REPORTAGEM/Brava: Resiliência, paixão, necessidade de se empoderar e os desafios da mulher na prática do pastoreio
O pastoreio e a venda de queijo têm sido desde os primórdios um meio de subsistência e do empoderamento da maioria das mulheres de Cachaço, que mesmo perante diversas dificuldades impostas pelas mudanças climáticas ainda insistem.
O pastoreio e a venda de queijo têm sido desde os primórdios um meio de subsistência e do empoderamento da maioria das mulheres de Cachaço, que mesmo perante diversas dificuldades impostas pelas mudanças climáticas ainda insistem.
A Inforpress foi até a comunidade, que fica a cerca de 12 quilómetros da cidade de Nova Sintra, conhecer a história de algumas dessas mulheres.
Maria Mendes, 58 anos, nasceu, cresceu e reside na localidade e considerou que esta prática é como uma “herança familiar” e sempre foi uma forma de garantir o sustento da família, no pastoreio ou na agricultura de sequeiro.
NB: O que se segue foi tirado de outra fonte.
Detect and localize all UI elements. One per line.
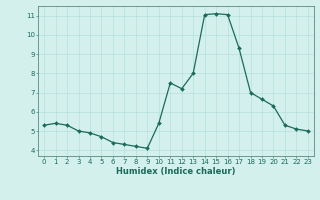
X-axis label: Humidex (Indice chaleur): Humidex (Indice chaleur) xyxy=(116,167,236,176)
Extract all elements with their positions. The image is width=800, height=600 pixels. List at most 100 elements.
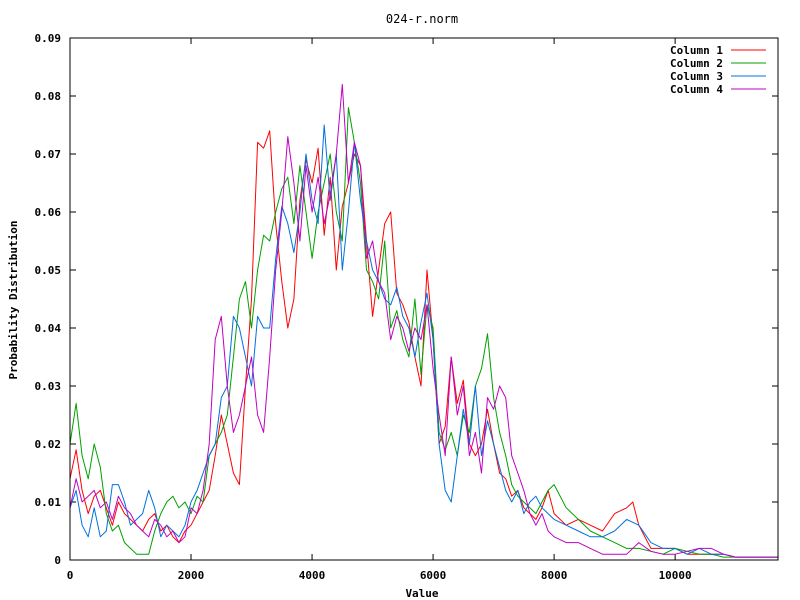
y-tick-label: 0.03: [35, 380, 62, 393]
data-point: [336, 270, 337, 271]
data-point: [650, 548, 651, 549]
data-point: [154, 531, 155, 532]
data-point: [136, 554, 137, 555]
data-point: [197, 496, 198, 497]
data-point: [481, 473, 482, 474]
data-point: [185, 536, 186, 537]
data-point: [493, 444, 494, 445]
data-point: [366, 258, 367, 259]
data-point: [372, 281, 373, 282]
axis-ticks: 0 0.01 0.02 0.03 0.04 0.05 0.06 0.07 0.08 0.09 0 20…: [35, 32, 778, 582]
legend-label-column-2: Column 2: [670, 57, 723, 70]
data-point: [390, 212, 391, 213]
data-point: [433, 368, 434, 369]
data-point: [578, 542, 579, 543]
data-point: [82, 525, 83, 526]
data-point: [493, 397, 494, 398]
data-point: [203, 473, 204, 474]
data-point: [457, 403, 458, 404]
data-point: [699, 554, 700, 555]
data-point: [505, 478, 506, 479]
data-point: [227, 386, 228, 387]
data-point: [118, 496, 119, 497]
data-point: [100, 490, 101, 491]
data-point: [517, 473, 518, 474]
data-point: [191, 513, 192, 514]
data-point: [287, 223, 288, 224]
data-point: [614, 531, 615, 532]
data-point: [209, 490, 210, 491]
data-point: [148, 519, 149, 520]
data-point: [614, 542, 615, 543]
data-point: [312, 183, 313, 184]
data-point: [408, 322, 409, 323]
data-point: [306, 212, 307, 213]
data-point: [185, 525, 186, 526]
data-point: [312, 258, 313, 259]
data-point: [239, 484, 240, 485]
y-tick-label: 0.04: [35, 322, 62, 335]
data-point: [638, 525, 639, 526]
data-point: [711, 548, 712, 549]
y-tick-label: 0.09: [35, 32, 62, 45]
data-point: [112, 525, 113, 526]
data-point: [130, 525, 131, 526]
data-point: [408, 328, 409, 329]
data-point: [324, 183, 325, 184]
data-point: [263, 235, 264, 236]
data-point: [257, 316, 258, 317]
data-point: [481, 368, 482, 369]
data-point: [293, 223, 294, 224]
data-point: [318, 177, 319, 178]
data-point: [227, 415, 228, 416]
data-point: [511, 455, 512, 456]
data-point: [663, 548, 664, 549]
data-point: [245, 357, 246, 358]
data-point: [330, 194, 331, 195]
data-point: [590, 531, 591, 532]
data-point: [675, 554, 676, 555]
data-point: [257, 270, 258, 271]
data-point: [263, 328, 264, 329]
data-point: [548, 513, 549, 514]
data-point: [154, 513, 155, 514]
data-point: [487, 409, 488, 410]
data-point: [535, 513, 536, 514]
data-point: [663, 554, 664, 555]
data-point: [112, 519, 113, 520]
data-point: [251, 299, 252, 300]
data-point: [324, 125, 325, 126]
data-point: [687, 554, 688, 555]
data-point: [263, 432, 264, 433]
data-point: [414, 357, 415, 358]
data-point: [197, 490, 198, 491]
data-point: [566, 542, 567, 543]
data-point: [523, 490, 524, 491]
data-point: [100, 507, 101, 508]
data-point: [451, 502, 452, 503]
data-point: [124, 542, 125, 543]
data-point: [360, 200, 361, 201]
legend-label-column-1: Column 1: [670, 44, 723, 57]
data-point: [439, 444, 440, 445]
data-point: [487, 333, 488, 334]
data-point: [421, 339, 422, 340]
data-point: [88, 478, 89, 479]
series-line-column-2: [69, 107, 778, 558]
data-point: [118, 484, 119, 485]
data-point: [233, 316, 234, 317]
data-point: [185, 502, 186, 503]
data-point: [191, 507, 192, 508]
data-point: [257, 415, 258, 416]
data-point: [505, 455, 506, 456]
data-point: [578, 531, 579, 532]
data-point: [215, 339, 216, 340]
data-point: [130, 548, 131, 549]
series-lines: [69, 83, 778, 558]
data-point: [354, 154, 355, 155]
data-point: [233, 357, 234, 358]
data-point: [354, 142, 355, 143]
data-point: [124, 502, 125, 503]
data-point: [614, 554, 615, 555]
A comunidade de Cachaço, conforme a mesma fonte, tem este “desígnio” natural, onde as pessoas ou têm que se dedicar ao pastoreio e a prática da agricultura de sequeiro, ou então procurar trabalho nas obras em outras localidades, pois a zona onde vivem é uma das “menos afortunadas” na ilha a nível de oportunidades.
“A criação de animais na minha família e em muitas desta localidade é como se fosse uma herança”, considerou, explicando que quando nasceu encontrou os pais neste estilo de vida, também herdado dos seus antepassados e ela mesmo, depois de constituir a sua família, deu continuidade a este “legado” que também foi passado aos seus filhos.
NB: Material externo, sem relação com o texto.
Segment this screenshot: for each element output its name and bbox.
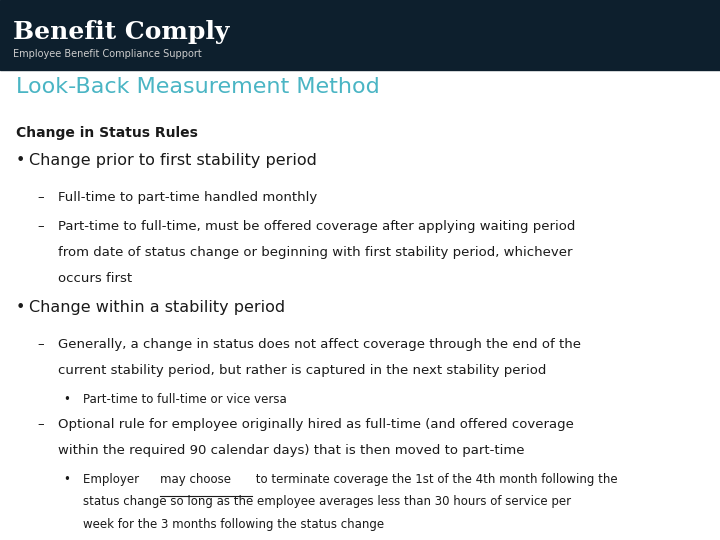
Text: Employer: Employer	[83, 472, 143, 485]
Text: –: –	[37, 338, 44, 351]
Text: within the required 90 calendar days) that is then moved to part-time: within the required 90 calendar days) th…	[58, 444, 524, 457]
Text: Part-time to full-time or vice versa: Part-time to full-time or vice versa	[83, 393, 287, 406]
Text: •: •	[16, 300, 25, 315]
Text: •: •	[63, 472, 71, 485]
Text: Change within a stability period: Change within a stability period	[29, 300, 285, 315]
Text: Look-Back Measurement Method: Look-Back Measurement Method	[16, 77, 379, 97]
Text: to terminate coverage the 1st of the 4th month following the: to terminate coverage the 1st of the 4th…	[252, 472, 617, 485]
Bar	[0, 0, 720, 70]
Text: may choose: may choose	[160, 472, 231, 485]
Text: –: –	[37, 191, 44, 204]
Text: –: –	[37, 220, 44, 233]
Text: status change so long as the employee averages less than 30 hours of service per: status change so long as the employee av…	[83, 495, 571, 508]
Text: Employee Benefit Compliance Support: Employee Benefit Compliance Support	[13, 49, 202, 59]
Text: Change in Status Rules: Change in Status Rules	[16, 126, 198, 140]
Text: Full-time to part-time handled monthly: Full-time to part-time handled monthly	[58, 191, 317, 204]
Text: current stability period, but rather is captured in the next stability period: current stability period, but rather is …	[58, 364, 546, 377]
Text: Generally, a change in status does not affect coverage through the end of the: Generally, a change in status does not a…	[58, 338, 580, 351]
Text: week for the 3 months following the status change: week for the 3 months following the stat…	[83, 518, 384, 531]
Text: Benefit Comply: Benefit Comply	[13, 19, 230, 44]
Text: Optional rule for employee originally hired as full-time (and offered coverage: Optional rule for employee originally hi…	[58, 418, 573, 431]
Text: •: •	[16, 153, 25, 168]
Text: Change prior to first stability period: Change prior to first stability period	[29, 153, 317, 168]
Text: •: •	[63, 393, 71, 406]
Text: –: –	[37, 418, 44, 431]
Text: occurs first: occurs first	[58, 272, 132, 285]
Text: Part-time to full-time, must be offered coverage after applying waiting period: Part-time to full-time, must be offered …	[58, 220, 575, 233]
Text: from date of status change or beginning with first stability period, whichever: from date of status change or beginning …	[58, 246, 572, 259]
Contou que teve “a sorte” de estudar até ao 4º ano e dos seus cinco filhos somente dois tiveram a oportunidade de concluir o Ensino Secundário, mas que de “nada” serviu-lhes, pois não conseguiram dar continuidade aos estudos e o 12º ano não deu para cortarem esta “tradição familiar”.
Estes também se têm dedicado à prática do pastoreio, além de trabalharem em obras como ajudantes.
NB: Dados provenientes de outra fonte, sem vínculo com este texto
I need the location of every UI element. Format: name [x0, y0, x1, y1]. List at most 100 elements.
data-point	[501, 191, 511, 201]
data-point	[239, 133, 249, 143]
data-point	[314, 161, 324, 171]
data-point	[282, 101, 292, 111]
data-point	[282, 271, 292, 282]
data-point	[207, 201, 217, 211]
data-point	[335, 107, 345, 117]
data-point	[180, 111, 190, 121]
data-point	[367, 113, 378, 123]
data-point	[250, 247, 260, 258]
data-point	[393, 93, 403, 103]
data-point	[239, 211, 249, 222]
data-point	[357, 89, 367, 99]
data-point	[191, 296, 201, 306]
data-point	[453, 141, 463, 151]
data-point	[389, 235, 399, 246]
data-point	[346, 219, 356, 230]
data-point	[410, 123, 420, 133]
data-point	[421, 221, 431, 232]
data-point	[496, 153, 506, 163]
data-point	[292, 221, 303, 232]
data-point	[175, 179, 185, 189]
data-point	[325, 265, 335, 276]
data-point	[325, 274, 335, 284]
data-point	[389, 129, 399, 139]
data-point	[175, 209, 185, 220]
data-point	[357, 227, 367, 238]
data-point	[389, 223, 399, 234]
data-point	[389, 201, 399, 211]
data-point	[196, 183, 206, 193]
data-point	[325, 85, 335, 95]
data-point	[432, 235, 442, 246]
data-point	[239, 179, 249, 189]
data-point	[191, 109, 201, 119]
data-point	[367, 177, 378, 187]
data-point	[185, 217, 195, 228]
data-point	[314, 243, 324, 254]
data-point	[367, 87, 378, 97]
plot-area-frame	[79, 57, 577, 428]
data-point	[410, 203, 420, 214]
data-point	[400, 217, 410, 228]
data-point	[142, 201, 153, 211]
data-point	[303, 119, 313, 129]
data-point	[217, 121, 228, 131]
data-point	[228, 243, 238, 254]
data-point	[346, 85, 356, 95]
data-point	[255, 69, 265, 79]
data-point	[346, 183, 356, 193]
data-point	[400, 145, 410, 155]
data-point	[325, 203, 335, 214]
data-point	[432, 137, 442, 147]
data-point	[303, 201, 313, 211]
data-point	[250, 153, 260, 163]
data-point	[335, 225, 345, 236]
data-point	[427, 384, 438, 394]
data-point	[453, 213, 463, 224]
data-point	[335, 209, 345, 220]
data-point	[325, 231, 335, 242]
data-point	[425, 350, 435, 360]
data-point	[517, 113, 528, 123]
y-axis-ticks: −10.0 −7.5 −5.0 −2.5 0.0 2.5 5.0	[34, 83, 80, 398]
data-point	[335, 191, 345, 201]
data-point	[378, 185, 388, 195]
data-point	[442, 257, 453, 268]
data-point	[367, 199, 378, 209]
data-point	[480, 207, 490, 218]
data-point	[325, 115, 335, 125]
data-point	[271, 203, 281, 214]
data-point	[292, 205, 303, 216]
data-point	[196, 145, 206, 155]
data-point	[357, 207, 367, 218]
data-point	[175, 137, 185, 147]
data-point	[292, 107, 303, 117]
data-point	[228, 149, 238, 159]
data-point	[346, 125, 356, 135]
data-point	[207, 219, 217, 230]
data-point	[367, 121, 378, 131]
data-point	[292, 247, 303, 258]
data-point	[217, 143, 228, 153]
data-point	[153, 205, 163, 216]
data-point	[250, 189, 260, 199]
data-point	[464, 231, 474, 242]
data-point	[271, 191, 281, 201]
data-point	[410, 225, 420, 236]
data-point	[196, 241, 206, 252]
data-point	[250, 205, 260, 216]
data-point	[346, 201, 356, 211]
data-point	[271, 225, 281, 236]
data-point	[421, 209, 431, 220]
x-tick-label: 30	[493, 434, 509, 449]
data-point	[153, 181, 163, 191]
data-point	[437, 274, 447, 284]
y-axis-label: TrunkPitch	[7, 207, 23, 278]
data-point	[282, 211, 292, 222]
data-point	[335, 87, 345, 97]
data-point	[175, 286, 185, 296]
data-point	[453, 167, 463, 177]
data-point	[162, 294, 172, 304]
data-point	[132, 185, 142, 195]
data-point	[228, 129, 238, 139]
“Esta é uma vida difícil e sacrificada, porque são quilómetros e mais quilómetros que percorremos diariamente atrás do sustento da família e dos filhos, mas as consequências são várias e hoje, mais do que nunca não compensa tanto esforço”, anunciou, sublinhando que antigamente a criação de gado e a agricultura, mesmo a de sequeiro, apresentavam rendimentos, mas que hoje “as coisas estão a ficar cada vez mais complicadas”.
Recordou que o que a levou a se dedicar a esta profissão, que é uma das actividades económicas “mais importantes” na economia da Brava, foi, além de dar continuidade ao legado familiar, a necessidade de ter uma fonte de rendimento e de ser “dona de si”, o que conseguiu.
Conforme explicou, tinha na sua posse dezenas e mais dezenas de cabeças de gado, tinha leite suficiente e conseguia produzir queijo que vendia. Com o lucro dessas actividades conseguiu sustentar os filhos, educá-los até onde foi possível e juntamente com o parceiro construir uma casa.
Hoje, com os consecutivos anos de seca, a falta de água, pasto, e com o aumento do preço das rações só tem algumas cabeças de cabra, que não chegam a 20, mas continua “firme”, pois é algo que gosta de fazer
Para manter a produção de uma quantidade razoável de queijo, sintetizou, é obrigada a comprar leite noutros criadores.
Quanto ao pasto, realçou que este ano o cenário é “um pouco diferente” e, na questão da água, há uma cisterna onde conservam a água das chuvas para dar aos animais, mas os cães vadios “têm dizimado e muito” o gado nesta zona.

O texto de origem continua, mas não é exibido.